I get that parsing is more of an implementation detail and doesn't really belong to the space-brained realm of language design per se, but it's a bit annoying that most texts refuse to give any space to the topic, and rely on your language being S-expression based or assume you're going to use a parser generator. Like, in the real world, even if one will never actually implement a fully-fledged programming language, you're still probably going to have to parse things sometimes. I would love a book that goes into detail about different parsing techniques and considers best practices and patterns and tradeoffs/design considerations -- would pay good money for that

It reminds me somewhat of the situation in analysis, where there are lots of theorems that aren't written down anywhere because literally every book states them as "easy" exercises. Maybe I'm looking in the wrong places, but I can't find much in the way of concrete guidance on implementing parsers. I'm aware of the beautiful series on parsing theory by Aho & Ullman ("The Theory of Parsing, Translation, and Compiling"), but those are more focused on theory rather than implementation

2 comments

On the other hand, historically (and as the parent you're replying to points out), many compiler texts have spent a MAJORITY of their time on parsing, and rush through the actual interesting parts of compilation.

> I would love a book that goes into detail about different parsing techniques and considers best practices and patterns and tradeoffs/design considerations -- would pay good money for that

Terrence Parr's "Language Implementation Patterns" spends quite a bit of time on parsing, and parse tree->ast conversyions.

Thanks for pointing that one out -- I had written that one off before as an ANTLR book but looks like it covers more material than I gave it credit for
> Like, in the real world, even if one will never actually implement a fully-fledged programming language, you're still probably going to have to parse things sometimes.

That is definitely true, but in practice there isn't much to say about it, because sophisticated parsers turn out not to be particularly important; it works out better overall to design simple grammars, and then the parsing is easy.
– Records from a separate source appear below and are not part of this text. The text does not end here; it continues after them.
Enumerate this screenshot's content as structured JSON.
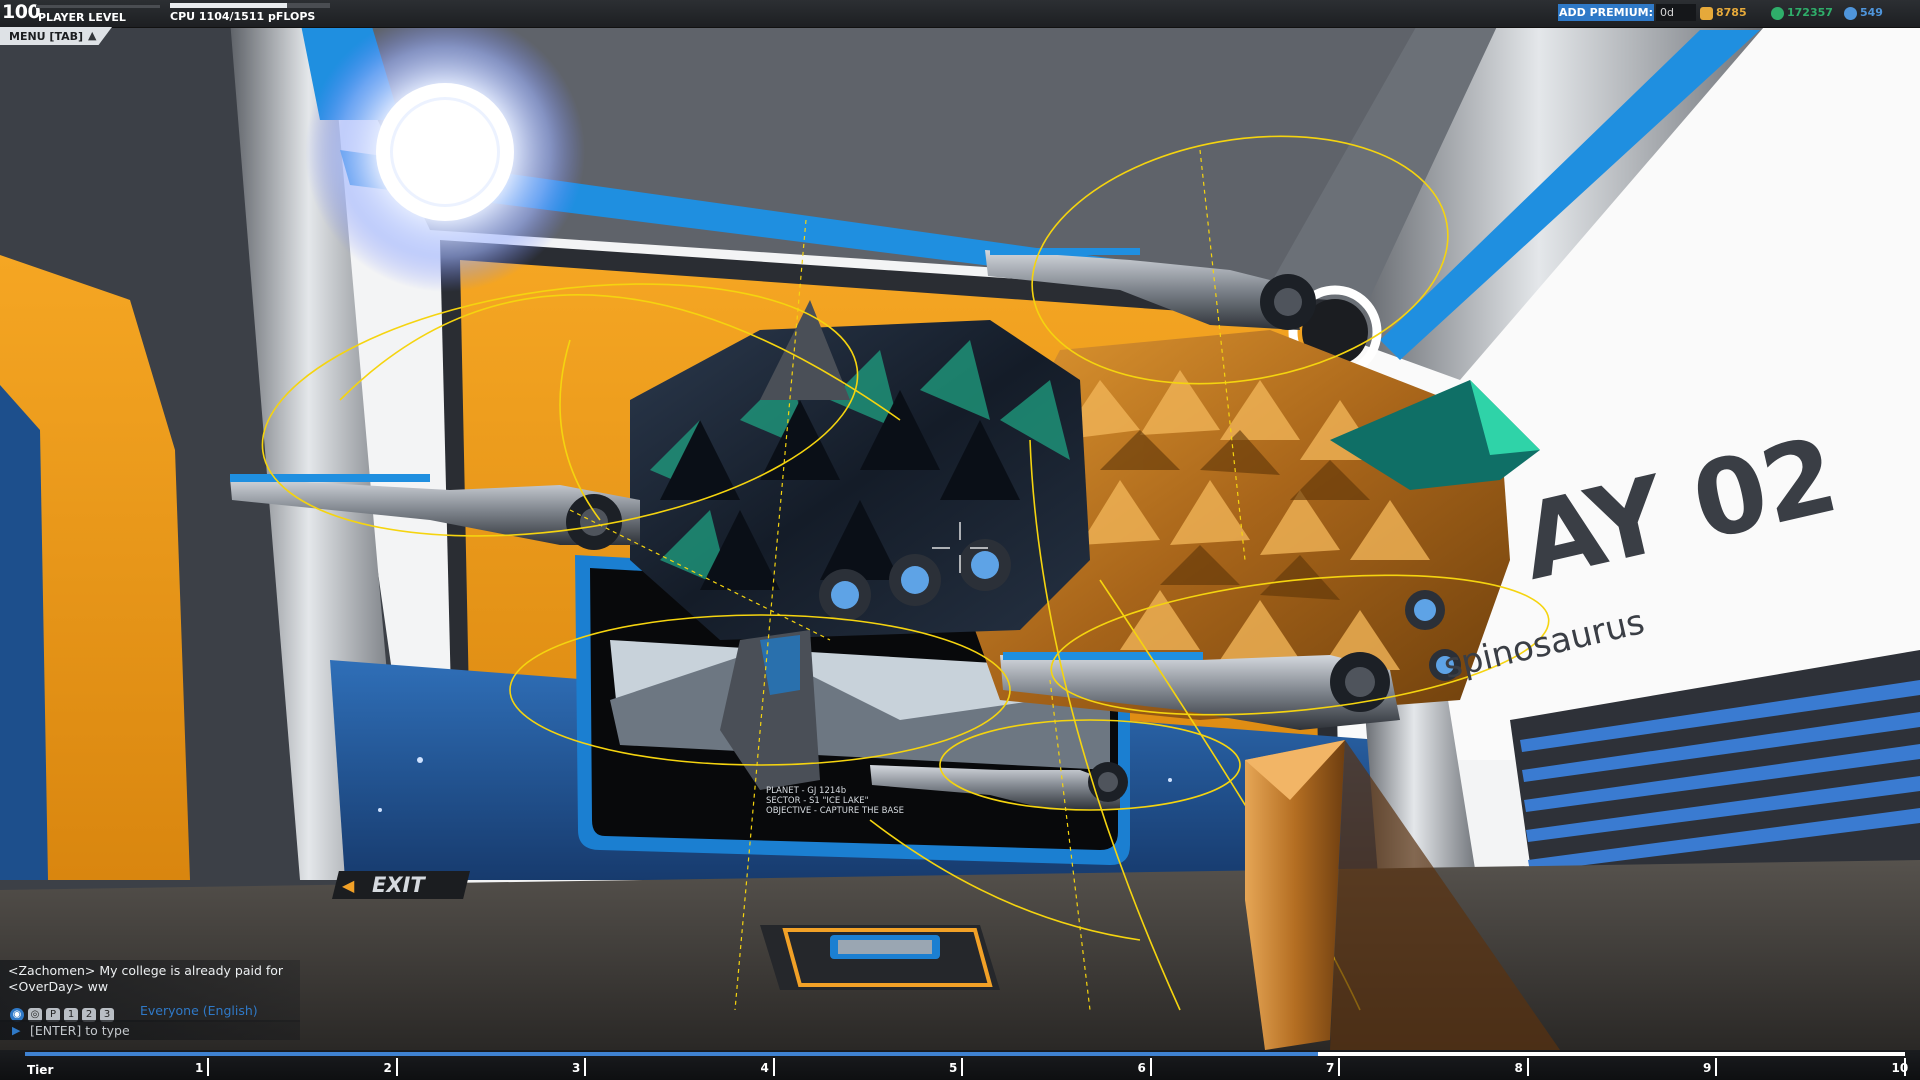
{
  "hud": {
    "player_level": "100",
    "player_level_label": "PLAYER LEVEL",
    "cpu_text": "CPU 1104/1511 pFLOPS",
    "cpu_fraction": 0.73
  },
  "currency": {
    "add_premium_label": "ADD PREMIUM:",
    "premium_value": "0d",
    "robits": "8785",
    "rp": "172357",
    "cc": "549"
  },
  "menu": {
    "label": "MENU [TAB]",
    "arrow": "▲"
  },
  "chat": {
    "messages": [
      "<Zachomen> My college is already paid for",
      "<OverDay> ww"
    ],
    "channel": "Everyone (English)",
    "input_placeholder": "[ENTER] to type",
    "icon_labels": {
      "public": "P",
      "group": "1",
      "clan": "2",
      "private": "3"
    }
  },
  "tier": {
    "label": "Tier",
    "ticks": [
      "1",
      "2",
      "3",
      "4",
      "5",
      "6",
      "7",
      "8",
      "9",
      "10"
    ],
    "progress_fraction": 0.688
  },
  "scene": {
    "bay_text": "AY 02",
    "bay_subtitle": "spinosaurus",
    "exit_label": "EXIT",
    "mission": {
      "planet": "PLANET - GJ 1214b",
      "sector": "SECTOR - S1 \"ICE LAKE\"",
      "objective": "OBJECTIVE - CAPTURE THE BASE"
    }
  },
  "colors": {
    "accent_blue": "#2f79c7",
    "accent_orange": "#f2a127",
    "gizmo_yellow": "#f5d40f",
    "hud_dark": "#1d1f22"
  }
}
- If you're a beginner, you'll write a recursive descent parser, because that's the simplest technique, and it lets you focus on your project instead of a new, unfamiliar tool.
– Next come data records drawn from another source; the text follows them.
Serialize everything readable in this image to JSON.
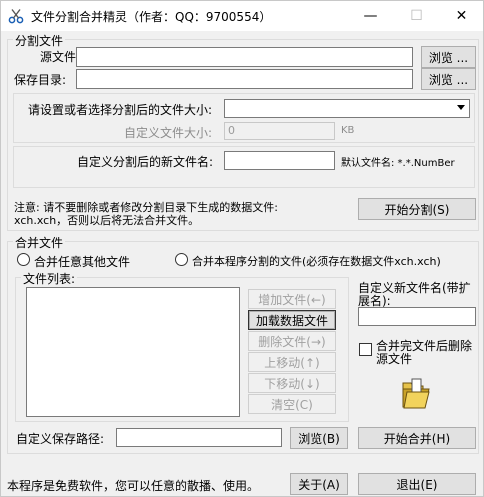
{
  "window": {
    "title": "文件分割合并精灵（作者：QQ：9700554）",
    "minimize": "—",
    "maximize": "☐",
    "close": "✕"
  },
  "split": {
    "group_title": "分割文件",
    "source_label": "源文件:",
    "source_value": "",
    "save_dir_label": "保存目录:",
    "save_dir_value": "",
    "browse_label": "浏览 ...",
    "size_label": "请设置或者选择分割后的文件大小:",
    "size_value": "",
    "custom_size_label": "自定义文件大小:",
    "custom_size_value": "0",
    "custom_size_unit": "KB",
    "new_name_label": "自定义分割后的新文件名:",
    "new_name_value": "",
    "default_name_label": "默认文件名: *.*.NumBer",
    "note_line1": "注意: 请不要删除或者修改分割目录下生成的数据文件:",
    "note_line2": "xch.xch，否则以后将无法合并文件。",
    "start_split_label": "开始分割(S)"
  },
  "merge": {
    "group_title": "合并文件",
    "radio_any": "合并任意其他文件",
    "radio_own": "合并本程序分割的文件(必须存在数据文件xch.xch)",
    "file_list_label": "文件列表:",
    "buttons": {
      "add": "增加文件(←)",
      "load": "加载数据文件",
      "delete": "删除文件(→)",
      "up": "上移动(↑)",
      "down": "下移动(↓)",
      "clear": "清空(C)"
    },
    "new_name_label_1": "自定义新文件名(带扩",
    "new_name_label_2": "展名):",
    "new_name_value": "",
    "delete_after_1": "合并完文件后删除",
    "delete_after_2": "源文件",
    "save_path_label": "自定义保存路径:",
    "save_path_value": "",
    "browse_label": "浏览(B)",
    "start_merge_label": "开始合并(H)"
  },
  "footer": {
    "freeware_text": "本程序是免费软件，您可以任意的散播、使用。",
    "about_label": "关于(A)",
    "exit_label": "退出(E)"
  },
  "icons": [
    "app-scissors-icon",
    "folder-icon",
    "dropdown-arrow-icon"
  ]
}
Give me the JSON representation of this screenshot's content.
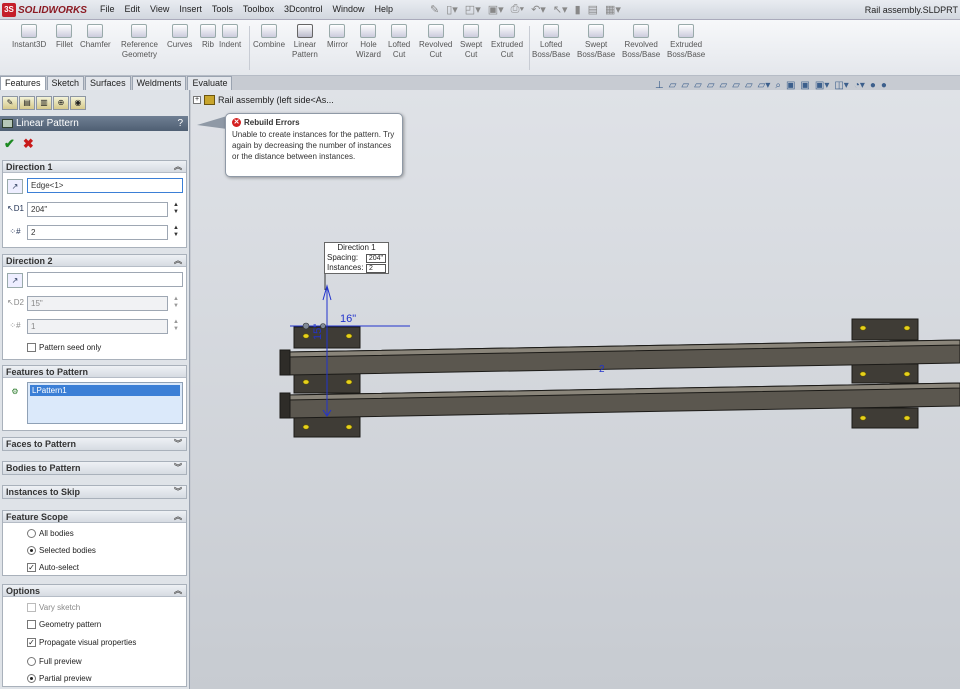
{
  "app": {
    "logo_text": "SOLIDWORKS",
    "logo_icon": "3S",
    "document_title": "Rail assembly.SLDPRT"
  },
  "menu": [
    "File",
    "Edit",
    "View",
    "Insert",
    "Tools",
    "Toolbox",
    "3Dcontrol",
    "Window",
    "Help"
  ],
  "ribbon": {
    "instant3d": "Instant3D",
    "fillet": "Fillet",
    "chamfer": "Chamfer",
    "reference_geometry": [
      "Reference",
      "Geometry"
    ],
    "curves": "Curves",
    "rib": "Rib",
    "indent": "Indent",
    "combine": "Combine",
    "linear_pattern": [
      "Linear",
      "Pattern"
    ],
    "mirror": "Mirror",
    "hole_wizard": [
      "Hole",
      "Wizard"
    ],
    "lofted_cut": [
      "Lofted",
      "Cut"
    ],
    "revolved_cut": [
      "Revolved",
      "Cut"
    ],
    "swept_cut": [
      "Swept",
      "Cut"
    ],
    "extruded_cut": [
      "Extruded",
      "Cut"
    ],
    "lofted_boss": [
      "Lofted",
      "Boss/Base"
    ],
    "swept_boss": [
      "Swept",
      "Boss/Base"
    ],
    "revolved_boss": [
      "Revolved",
      "Boss/Base"
    ],
    "extruded_boss": [
      "Extruded",
      "Boss/Base"
    ]
  },
  "tabs": [
    "Features",
    "Sketch",
    "Surfaces",
    "Weldments",
    "Evaluate"
  ],
  "property_manager": {
    "title": "Linear Pattern",
    "help": "?",
    "ok": "✔",
    "cancel": "✖",
    "direction1": {
      "header": "Direction 1",
      "edge": "Edge<1>",
      "spacing": "204\"",
      "instances": "2"
    },
    "direction2": {
      "header": "Direction 2",
      "edge": "",
      "spacing": "15\"",
      "instances": "1",
      "pattern_seed_only": "Pattern seed only"
    },
    "features_to_pattern": {
      "header": "Features to Pattern",
      "item": "LPattern1"
    },
    "faces_to_pattern": "Faces to Pattern",
    "bodies_to_pattern": "Bodies to Pattern",
    "instances_to_skip": "Instances to Skip",
    "feature_scope": {
      "header": "Feature Scope",
      "all_bodies": "All bodies",
      "selected_bodies": "Selected bodies",
      "auto_select": "Auto-select"
    },
    "options": {
      "header": "Options",
      "vary_sketch": "Vary sketch",
      "geometry_pattern": "Geometry pattern",
      "propagate": "Propagate visual properties",
      "full_preview": "Full preview",
      "partial_preview": "Partial preview"
    }
  },
  "tree": {
    "label": "Rail assembly  (left side<As..."
  },
  "error": {
    "title": "Rebuild Errors",
    "message": "Unable to create instances for the pattern. Try again by decreasing the number of instances or the distance between instances."
  },
  "callout": {
    "title": "Direction 1",
    "spacing_label": "Spacing:",
    "spacing_value": "204\"",
    "instances_label": "Instances:",
    "instances_value": "2"
  },
  "dimensions": {
    "horizontal": "16\"",
    "vertical": "15\"",
    "count_label": "2"
  }
}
- If you're writing a domain-specific language, or a config format, or something of that nature, you'll use whichever parser generator integrates most conveniently into your workflow, and you'll design your grammar around whatever its manual tells you to do.

- If you're writing a full-scale language compiler, you'll go back to recursive descent, because that offers the easiest way to recover from errors and report informative messages. Maybe you'll throw in precedence-climbing for operators.

> I would love a book that goes into detail about different parsing techniques and considers best practices and patterns and tradeoffs/design considerations -- would pay good money for that

I would also read such a book, but it would be more of a book about parser generators than a book about parsers.